ADAYLIĞI ANAYASAL DEĞİL

Putin’in 2018’de başlattığı son döneminde vites arttırmış olması özellikle dikkat çekici.

Öyle ki uzmanlar 2018 Rusyası ile bugünkü Rusya’nın ayrı iki ülke olduğundan bahsediyor.

2018’de hayatta olan Navalny’nin o devirde meydanlarda kampanya yaptığını” hatırlatıyorlar; tüm muhaliflerin o günlerde hapiste ya da sürgünde olmadığını belirtiyor, zor da olsa 6 yıl öncesinde gazeteciliğin yapılabildiğinden ve mümkün olduğundan dem vuruyorlar.

Ukrayna savaşı, Putin’in “demir yumruğunu” sağlamlaştırması adına “Allah’ın lütfu” olmuş durumda. Batı ile kafa kafaya gelen Putin için o noktadan itibaren hiçbir “itibar kaybı maliyeti”nin kalmadığı anlaşılıyor.

Muhalif Kara-Murza bunların yanında, Washington Post için kaleme aldığı satırlarda, gerçekte Putin’in adının oy pusulasında olmasının dahi “anayasal olmadığını” söylüyor:

Putin 2000’de göreve geldi. Dörder yıldan üst üste 2 kez Başbakanlık yaptıktan sonra makamını 2008 ve 2012’de emanetçi Medvedeve devretti.

Bu anti-demokratik olmakla birlikte teknik manada hukuken geçerliydi. Bugün bambaşka bir durum var. 2018’de 6 yıla uzattığı süreyle Cumhurbaşkanlığına yerleşen Putin, yasal olmayan biçimde yaptığı anayasal değişikliklerle süresini sınır koymaksızın uzattı ki bu çok açık bir hukuksuzluk.

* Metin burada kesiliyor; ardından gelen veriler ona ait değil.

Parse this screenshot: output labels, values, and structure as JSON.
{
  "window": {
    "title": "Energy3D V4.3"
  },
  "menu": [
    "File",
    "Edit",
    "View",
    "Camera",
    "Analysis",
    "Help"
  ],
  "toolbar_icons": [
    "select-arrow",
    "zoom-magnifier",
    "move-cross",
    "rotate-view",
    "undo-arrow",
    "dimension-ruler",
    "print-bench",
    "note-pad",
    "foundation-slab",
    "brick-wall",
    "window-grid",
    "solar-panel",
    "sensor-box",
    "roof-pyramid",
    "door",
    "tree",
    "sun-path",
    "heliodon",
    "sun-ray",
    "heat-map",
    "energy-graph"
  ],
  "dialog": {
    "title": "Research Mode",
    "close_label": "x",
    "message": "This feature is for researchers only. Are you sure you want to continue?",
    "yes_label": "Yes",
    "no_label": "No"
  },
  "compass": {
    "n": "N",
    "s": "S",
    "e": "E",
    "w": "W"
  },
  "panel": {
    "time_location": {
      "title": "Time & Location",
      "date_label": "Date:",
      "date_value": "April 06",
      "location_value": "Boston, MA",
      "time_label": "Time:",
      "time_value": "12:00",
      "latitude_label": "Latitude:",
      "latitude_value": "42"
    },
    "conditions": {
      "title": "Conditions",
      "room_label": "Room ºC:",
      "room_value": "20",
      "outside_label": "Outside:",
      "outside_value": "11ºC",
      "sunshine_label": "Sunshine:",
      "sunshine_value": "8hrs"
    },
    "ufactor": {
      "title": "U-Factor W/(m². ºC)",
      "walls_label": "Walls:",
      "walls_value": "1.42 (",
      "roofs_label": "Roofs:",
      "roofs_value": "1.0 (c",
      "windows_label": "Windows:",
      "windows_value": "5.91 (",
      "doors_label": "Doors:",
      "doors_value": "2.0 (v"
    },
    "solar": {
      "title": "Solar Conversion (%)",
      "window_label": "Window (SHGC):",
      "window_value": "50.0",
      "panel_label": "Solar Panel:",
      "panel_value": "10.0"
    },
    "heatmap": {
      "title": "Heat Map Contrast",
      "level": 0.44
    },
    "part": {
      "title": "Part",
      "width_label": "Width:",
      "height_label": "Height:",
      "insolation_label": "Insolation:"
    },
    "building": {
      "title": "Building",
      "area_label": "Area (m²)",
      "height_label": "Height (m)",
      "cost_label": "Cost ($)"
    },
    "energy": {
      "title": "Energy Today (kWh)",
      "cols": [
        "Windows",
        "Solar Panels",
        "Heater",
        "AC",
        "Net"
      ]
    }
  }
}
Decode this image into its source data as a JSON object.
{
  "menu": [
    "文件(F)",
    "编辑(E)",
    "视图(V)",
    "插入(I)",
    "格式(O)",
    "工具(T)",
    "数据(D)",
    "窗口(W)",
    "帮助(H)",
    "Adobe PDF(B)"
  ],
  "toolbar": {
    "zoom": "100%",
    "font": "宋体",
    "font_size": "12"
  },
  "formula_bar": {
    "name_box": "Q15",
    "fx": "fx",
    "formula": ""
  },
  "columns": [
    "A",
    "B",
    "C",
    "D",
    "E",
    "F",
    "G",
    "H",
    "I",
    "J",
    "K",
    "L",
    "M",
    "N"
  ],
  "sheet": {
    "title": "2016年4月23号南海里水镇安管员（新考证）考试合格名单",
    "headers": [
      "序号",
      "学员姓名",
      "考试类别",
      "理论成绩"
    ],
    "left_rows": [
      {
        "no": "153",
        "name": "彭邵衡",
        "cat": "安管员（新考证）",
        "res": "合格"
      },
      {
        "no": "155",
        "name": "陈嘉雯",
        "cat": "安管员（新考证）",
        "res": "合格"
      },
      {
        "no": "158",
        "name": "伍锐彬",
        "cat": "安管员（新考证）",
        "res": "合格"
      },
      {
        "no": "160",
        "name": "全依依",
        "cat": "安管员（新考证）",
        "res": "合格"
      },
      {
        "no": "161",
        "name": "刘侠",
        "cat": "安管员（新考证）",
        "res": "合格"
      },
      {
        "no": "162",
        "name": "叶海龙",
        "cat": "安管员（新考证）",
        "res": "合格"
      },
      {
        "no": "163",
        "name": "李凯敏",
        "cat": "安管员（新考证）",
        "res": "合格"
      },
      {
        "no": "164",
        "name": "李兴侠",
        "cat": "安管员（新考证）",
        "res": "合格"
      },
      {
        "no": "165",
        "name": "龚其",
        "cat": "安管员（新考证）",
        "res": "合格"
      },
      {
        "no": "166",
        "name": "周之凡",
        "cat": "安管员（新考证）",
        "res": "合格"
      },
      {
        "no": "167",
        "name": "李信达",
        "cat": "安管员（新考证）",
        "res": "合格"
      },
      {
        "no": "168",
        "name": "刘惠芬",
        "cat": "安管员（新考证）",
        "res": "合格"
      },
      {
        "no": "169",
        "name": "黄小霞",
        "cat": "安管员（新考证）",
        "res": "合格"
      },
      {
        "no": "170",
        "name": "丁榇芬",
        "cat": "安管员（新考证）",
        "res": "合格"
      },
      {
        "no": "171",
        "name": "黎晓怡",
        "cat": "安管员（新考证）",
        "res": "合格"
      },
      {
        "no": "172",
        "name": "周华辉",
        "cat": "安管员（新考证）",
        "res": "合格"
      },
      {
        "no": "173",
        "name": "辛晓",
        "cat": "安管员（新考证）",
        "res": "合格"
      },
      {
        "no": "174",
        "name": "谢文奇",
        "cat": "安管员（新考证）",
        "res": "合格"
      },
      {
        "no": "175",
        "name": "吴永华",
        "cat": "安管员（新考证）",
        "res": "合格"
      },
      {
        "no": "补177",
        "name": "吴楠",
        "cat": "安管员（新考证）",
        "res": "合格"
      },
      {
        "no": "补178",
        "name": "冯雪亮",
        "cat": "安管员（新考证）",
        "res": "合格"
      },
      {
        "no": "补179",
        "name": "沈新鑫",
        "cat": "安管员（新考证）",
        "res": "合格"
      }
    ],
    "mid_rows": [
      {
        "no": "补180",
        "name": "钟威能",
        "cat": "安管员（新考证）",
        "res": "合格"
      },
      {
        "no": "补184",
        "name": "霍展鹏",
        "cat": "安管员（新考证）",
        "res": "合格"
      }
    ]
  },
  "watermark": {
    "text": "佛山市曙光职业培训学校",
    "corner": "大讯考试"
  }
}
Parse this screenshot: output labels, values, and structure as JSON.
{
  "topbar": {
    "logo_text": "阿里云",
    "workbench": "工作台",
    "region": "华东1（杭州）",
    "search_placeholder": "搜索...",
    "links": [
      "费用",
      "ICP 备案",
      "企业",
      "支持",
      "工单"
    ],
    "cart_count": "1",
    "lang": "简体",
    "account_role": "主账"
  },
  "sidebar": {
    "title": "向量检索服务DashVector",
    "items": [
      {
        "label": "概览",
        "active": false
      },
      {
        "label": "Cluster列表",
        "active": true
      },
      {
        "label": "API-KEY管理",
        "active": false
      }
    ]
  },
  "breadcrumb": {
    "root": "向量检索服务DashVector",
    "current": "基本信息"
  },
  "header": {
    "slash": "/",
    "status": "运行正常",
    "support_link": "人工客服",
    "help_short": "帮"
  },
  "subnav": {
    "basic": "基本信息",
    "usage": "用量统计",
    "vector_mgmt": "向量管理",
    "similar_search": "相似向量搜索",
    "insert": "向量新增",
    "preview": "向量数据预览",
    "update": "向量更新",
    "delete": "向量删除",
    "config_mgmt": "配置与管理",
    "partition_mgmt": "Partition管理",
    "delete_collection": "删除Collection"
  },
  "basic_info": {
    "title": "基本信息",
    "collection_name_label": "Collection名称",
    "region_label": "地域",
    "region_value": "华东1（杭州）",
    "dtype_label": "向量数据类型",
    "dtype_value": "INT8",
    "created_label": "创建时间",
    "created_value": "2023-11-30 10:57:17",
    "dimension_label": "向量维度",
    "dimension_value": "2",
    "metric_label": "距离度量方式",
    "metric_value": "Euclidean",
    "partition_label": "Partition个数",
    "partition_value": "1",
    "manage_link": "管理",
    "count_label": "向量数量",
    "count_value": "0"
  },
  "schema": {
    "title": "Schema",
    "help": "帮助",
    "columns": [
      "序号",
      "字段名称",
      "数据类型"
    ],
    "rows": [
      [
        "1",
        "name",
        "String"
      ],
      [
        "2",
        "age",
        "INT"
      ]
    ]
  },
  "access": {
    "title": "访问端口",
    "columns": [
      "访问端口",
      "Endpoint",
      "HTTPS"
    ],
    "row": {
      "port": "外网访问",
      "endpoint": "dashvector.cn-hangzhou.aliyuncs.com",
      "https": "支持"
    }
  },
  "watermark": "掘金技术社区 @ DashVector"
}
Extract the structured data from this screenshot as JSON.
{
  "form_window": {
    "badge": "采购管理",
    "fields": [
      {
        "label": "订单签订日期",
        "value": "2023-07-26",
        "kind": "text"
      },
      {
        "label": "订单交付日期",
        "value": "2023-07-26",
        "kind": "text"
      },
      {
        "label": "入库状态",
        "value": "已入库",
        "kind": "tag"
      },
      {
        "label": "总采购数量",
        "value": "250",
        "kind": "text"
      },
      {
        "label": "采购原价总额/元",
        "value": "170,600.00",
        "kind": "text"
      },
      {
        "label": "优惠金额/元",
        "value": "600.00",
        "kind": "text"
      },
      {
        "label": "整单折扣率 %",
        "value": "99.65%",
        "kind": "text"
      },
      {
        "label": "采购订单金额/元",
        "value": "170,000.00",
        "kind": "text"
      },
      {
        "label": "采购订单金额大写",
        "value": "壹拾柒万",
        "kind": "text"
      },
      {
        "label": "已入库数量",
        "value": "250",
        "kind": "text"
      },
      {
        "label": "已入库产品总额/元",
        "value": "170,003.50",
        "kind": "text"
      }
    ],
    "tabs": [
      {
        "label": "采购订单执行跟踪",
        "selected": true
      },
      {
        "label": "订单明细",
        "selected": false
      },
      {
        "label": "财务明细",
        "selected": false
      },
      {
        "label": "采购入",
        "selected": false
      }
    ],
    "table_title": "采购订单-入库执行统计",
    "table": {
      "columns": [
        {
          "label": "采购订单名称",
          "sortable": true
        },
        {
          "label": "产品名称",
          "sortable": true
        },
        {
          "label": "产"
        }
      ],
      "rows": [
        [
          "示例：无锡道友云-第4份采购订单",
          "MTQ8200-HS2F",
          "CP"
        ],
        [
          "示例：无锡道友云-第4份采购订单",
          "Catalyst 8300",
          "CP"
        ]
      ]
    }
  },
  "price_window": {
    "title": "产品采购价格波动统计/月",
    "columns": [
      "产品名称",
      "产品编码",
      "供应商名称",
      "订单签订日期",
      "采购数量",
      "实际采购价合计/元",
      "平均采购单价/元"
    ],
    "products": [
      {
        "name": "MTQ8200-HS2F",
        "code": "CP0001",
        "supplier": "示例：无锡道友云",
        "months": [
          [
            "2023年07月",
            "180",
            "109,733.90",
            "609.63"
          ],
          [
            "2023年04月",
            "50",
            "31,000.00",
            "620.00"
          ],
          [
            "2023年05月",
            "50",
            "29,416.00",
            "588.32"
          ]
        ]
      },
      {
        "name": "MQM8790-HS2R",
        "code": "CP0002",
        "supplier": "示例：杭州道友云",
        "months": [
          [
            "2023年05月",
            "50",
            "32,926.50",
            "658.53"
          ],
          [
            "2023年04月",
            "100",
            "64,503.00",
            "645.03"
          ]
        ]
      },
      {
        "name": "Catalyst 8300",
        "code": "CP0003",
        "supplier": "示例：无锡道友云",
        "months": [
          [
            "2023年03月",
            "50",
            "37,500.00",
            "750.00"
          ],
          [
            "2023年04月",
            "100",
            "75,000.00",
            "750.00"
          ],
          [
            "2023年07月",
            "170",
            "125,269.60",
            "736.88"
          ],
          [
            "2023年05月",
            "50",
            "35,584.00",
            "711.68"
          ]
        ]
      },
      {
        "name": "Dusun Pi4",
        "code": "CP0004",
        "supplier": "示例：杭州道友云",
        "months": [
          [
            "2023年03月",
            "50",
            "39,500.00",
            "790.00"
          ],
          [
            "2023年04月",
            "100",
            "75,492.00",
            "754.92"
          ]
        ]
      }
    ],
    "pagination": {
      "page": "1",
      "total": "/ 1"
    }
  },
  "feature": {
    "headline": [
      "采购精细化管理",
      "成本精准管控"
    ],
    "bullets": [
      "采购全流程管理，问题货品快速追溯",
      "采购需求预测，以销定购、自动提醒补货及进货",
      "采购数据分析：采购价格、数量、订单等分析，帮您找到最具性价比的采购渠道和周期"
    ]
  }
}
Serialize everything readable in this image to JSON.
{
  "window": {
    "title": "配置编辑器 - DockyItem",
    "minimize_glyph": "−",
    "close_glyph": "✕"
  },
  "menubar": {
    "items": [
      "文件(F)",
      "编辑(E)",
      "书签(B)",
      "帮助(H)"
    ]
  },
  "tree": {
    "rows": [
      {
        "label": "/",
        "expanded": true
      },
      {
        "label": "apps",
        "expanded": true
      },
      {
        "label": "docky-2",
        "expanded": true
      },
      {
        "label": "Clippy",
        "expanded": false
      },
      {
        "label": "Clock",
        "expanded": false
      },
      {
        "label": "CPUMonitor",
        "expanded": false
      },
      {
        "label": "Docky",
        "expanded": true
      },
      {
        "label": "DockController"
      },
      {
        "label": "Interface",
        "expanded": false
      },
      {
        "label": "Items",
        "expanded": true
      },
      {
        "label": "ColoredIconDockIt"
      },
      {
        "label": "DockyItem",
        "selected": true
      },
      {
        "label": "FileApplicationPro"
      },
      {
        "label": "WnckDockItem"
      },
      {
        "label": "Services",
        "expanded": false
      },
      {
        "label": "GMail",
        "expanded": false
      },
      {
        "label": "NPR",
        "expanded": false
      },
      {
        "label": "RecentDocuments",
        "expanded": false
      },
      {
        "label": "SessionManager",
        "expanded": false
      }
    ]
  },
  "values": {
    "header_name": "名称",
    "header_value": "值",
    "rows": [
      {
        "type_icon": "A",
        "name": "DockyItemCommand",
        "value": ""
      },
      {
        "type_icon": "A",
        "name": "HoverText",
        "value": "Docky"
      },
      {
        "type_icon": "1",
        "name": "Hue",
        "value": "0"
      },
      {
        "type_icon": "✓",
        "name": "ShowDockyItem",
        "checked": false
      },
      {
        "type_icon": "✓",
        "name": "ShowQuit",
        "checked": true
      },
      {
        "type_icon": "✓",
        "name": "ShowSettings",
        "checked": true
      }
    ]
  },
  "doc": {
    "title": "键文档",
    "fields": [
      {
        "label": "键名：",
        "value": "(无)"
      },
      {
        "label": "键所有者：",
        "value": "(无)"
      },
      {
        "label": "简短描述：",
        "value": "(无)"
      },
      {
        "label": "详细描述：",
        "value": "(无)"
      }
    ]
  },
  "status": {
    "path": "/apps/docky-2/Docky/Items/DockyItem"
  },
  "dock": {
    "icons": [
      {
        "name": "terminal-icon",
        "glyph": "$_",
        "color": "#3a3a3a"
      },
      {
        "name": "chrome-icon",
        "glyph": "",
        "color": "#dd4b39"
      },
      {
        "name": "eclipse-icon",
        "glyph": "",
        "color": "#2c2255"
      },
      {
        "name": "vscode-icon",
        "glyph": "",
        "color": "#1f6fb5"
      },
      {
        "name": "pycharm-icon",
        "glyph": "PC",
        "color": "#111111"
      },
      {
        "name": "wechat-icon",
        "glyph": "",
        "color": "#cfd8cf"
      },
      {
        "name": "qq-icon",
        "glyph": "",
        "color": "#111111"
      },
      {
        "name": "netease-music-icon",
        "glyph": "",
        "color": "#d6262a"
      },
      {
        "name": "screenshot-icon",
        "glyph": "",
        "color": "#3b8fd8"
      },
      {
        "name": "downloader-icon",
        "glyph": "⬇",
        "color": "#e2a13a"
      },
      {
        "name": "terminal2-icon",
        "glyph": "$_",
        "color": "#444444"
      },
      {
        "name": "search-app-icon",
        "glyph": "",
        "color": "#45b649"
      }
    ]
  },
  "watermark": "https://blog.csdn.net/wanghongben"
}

Bu hukuksuzluğa uluslararası toplumun verebileceği tek cevap, Putin’i Rusya’nın meşru lideri saymamak olmalı.”

Rusya’nın isimleri artık parmakla sayılan muhalif liderlerinin hepsi, Navalny’nin dulu Yulia’dan, sürgündeki Hodorkovski’ye değin..… Kremlin’de önden hesabı kitabı yapılan ve demokratik yollarla kazanılması mümkün olmayan bu seçimlerin bir meşruiyeti kalmadığını ifade ediyor.

Gözlemciler Putin zaferinin eli mahkum %80-82 bandında olmasını, katılımın %70 sularında seyretmesini bekliyor.

Tek korku, Putin’in sahadaki biricik rakibi “katılım oranı”nın düşük çıkması.

Onun da bu seçimde ilk kez devreye girecek “elektronik oy”la rötuşlanıp telafisi mümkün.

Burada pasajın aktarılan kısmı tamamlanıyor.